Theres a constant nag deep down to fill this empty void, anything to make it all better. Trying from hobbies, family, friends, material stuff and just nothing. It's not simple or an easy matter to explain, especially when you get to a point when numbing it out seems to be the better option from having such a hard past, from abuse to ****** trauma.

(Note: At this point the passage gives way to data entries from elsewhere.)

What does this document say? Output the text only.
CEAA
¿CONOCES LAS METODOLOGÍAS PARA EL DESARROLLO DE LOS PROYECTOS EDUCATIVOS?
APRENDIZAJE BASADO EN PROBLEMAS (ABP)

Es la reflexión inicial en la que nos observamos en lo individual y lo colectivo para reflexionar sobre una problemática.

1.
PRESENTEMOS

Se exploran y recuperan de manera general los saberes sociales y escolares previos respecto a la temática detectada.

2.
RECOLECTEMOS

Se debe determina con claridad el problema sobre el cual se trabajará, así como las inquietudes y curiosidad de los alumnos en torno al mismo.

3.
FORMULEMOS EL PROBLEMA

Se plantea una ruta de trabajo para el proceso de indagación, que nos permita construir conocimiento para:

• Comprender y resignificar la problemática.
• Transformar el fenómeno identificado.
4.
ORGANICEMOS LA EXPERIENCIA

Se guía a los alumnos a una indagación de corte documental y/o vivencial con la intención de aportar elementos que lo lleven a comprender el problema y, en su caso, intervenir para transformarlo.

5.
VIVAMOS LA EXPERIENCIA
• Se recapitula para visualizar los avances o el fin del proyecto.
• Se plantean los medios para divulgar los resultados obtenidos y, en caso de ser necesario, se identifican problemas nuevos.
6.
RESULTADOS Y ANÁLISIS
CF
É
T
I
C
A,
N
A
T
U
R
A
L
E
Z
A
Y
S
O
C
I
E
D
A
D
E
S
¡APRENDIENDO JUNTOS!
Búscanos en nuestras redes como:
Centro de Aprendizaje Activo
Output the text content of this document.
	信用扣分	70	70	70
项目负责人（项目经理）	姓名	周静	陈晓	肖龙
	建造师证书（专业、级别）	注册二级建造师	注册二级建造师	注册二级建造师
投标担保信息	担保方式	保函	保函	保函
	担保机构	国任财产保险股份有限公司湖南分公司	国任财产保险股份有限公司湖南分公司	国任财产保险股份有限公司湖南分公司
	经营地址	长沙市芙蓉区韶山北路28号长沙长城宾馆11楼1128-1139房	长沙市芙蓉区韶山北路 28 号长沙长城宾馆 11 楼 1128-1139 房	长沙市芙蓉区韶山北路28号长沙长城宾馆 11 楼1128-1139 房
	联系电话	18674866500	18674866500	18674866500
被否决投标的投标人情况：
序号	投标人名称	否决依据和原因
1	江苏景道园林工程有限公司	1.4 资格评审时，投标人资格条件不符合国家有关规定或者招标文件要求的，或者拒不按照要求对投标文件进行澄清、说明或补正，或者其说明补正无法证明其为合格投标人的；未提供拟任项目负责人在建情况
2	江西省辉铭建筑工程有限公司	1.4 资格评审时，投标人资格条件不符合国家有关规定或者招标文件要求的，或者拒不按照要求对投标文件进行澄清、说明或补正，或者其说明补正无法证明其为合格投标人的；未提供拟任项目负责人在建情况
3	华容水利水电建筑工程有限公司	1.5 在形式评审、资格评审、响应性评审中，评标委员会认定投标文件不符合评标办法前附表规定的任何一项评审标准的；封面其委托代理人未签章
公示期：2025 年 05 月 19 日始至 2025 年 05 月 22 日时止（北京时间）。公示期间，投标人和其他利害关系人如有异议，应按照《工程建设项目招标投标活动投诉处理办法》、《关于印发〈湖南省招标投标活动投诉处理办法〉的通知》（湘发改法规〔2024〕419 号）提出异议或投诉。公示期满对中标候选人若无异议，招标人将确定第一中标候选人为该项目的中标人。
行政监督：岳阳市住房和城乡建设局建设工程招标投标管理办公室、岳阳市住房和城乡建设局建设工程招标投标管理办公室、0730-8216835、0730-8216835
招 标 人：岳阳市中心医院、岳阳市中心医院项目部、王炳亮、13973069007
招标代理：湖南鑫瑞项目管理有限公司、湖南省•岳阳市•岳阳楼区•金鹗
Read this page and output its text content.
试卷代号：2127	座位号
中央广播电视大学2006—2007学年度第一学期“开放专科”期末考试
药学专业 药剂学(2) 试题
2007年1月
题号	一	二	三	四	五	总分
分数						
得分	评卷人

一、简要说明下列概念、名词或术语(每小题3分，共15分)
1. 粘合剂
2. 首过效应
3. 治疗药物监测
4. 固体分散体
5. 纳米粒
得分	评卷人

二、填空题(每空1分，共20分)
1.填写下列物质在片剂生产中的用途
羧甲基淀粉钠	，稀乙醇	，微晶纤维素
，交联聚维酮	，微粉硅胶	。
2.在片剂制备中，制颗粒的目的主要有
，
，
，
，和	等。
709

So badly I long for true happiness, no worries. I desperately long for what I see around me, to have not a care in the world. Instead I'm in this dark hole and I cant find my way out, filled with horror, dark, and scary. So consumed with feeling crazy.
I tend to put on this act like I'm so happy and I have the perfect life, when in reality that's just not the case. I lash out and I dont mean to.
God I just want so badly to be okay. To have never gone through the things I have, instead here I am. Lost in a spiral out of control, a ride I cant get off.
One day I will look back and it will just be a memory. Just a part of my past and I can finally say no longer I'm not okay.